I have a Dell Axim x51v that my pc can see, but Microsoft ActiveSync won't connect to. I can get an IP address on it, I can ping it, and it's in the device manager correctly. I've tried rebooting and I've tried uninstalling and reinstalling ActiveSync with no luck. I've also double checked the settings, making sure to allow the USB connections in both ActiveSyncs on the PC and on the PDA. Am I missing something? Any input would be greatly appreciated.

Thanks Everyone!


----------



## bpayne (Apr 3, 2008)

Did you ever make any progress on this? A friend is having the same problem and I promised to help him solve it.
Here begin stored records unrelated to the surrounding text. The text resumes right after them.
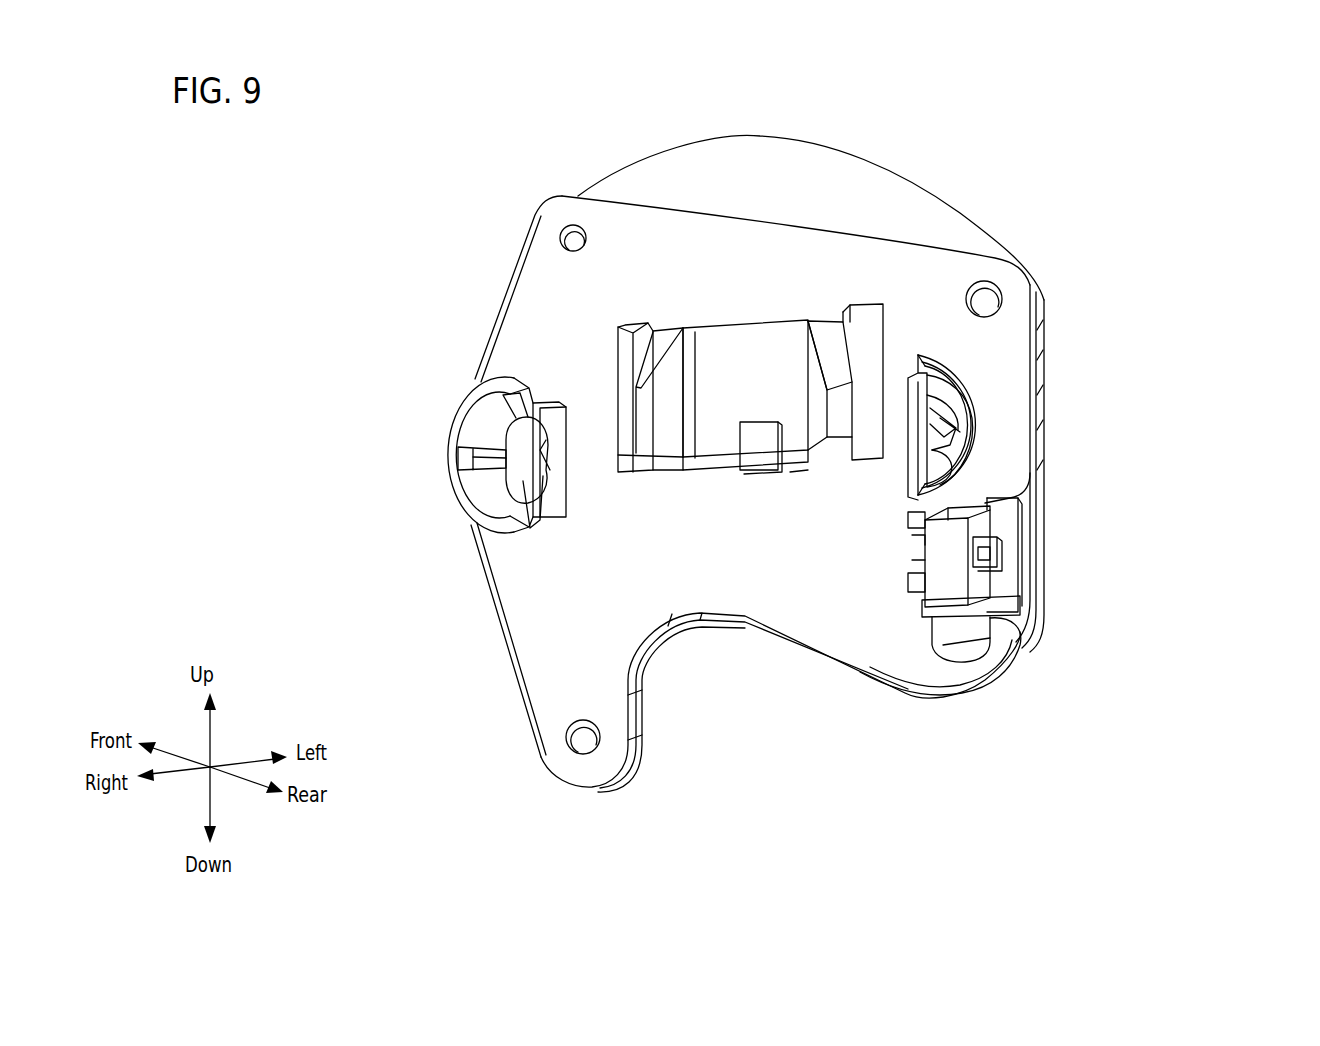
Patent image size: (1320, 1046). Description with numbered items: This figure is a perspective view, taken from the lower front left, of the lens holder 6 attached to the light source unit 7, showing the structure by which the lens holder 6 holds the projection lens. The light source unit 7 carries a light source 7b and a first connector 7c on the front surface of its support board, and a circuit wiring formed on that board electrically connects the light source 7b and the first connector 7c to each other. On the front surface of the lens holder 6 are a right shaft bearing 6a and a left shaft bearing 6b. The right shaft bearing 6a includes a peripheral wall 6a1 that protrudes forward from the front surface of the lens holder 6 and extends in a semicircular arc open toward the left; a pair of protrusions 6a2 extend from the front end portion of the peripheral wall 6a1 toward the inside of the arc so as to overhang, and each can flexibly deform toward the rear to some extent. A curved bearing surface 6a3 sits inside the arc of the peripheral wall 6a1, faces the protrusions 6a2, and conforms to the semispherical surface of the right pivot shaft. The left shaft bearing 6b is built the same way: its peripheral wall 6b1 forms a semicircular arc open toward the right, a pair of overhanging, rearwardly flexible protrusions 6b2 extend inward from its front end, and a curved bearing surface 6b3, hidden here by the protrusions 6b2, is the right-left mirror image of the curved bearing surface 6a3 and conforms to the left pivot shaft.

The lens holder 6 is at (903, 726).
The right shaft bearing 6a is at (394, 469).
The peripheral wall 6a1 is at (468, 396).
The protrusions 6a2 is at (472, 430).
The curved bearing surface 6a3 is at (517, 524).
The left shaft bearing 6b is at (1106, 407).
The peripheral wall 6b1 is at (957, 363).
The protrusions 6b2 is at (960, 397).
The curved bearing surface 6b3 is at (953, 466).
The light source unit 7 is at (833, 162).
The light source 7b is at (757, 466).
The first connector 7c is at (1012, 590).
This is exactly what is happening with him.


----------



## hopkynz (Feb 26, 2008)

Hey bpayne,

I found that in her case, she was using Groupwise for her email delivery so I had to go to Novell's web site and download Groupwise PDA. Once Active Sync had something to work with, it was happy. I also had to wait until the PC she was connecting to was fully booted before connecting the Axim because Active Sync didn't like that either. Strange little program. Hope this helps you. If not, let me know and I can offer you some of the other stuff I tried.


----------



## jfm429 (Jun 8, 2007)

Yeah, I never liked ActiveSync. I quit using it LONG ago and just transfer documents/programs via Bluetooth. Saves a LOT of trouble!


----------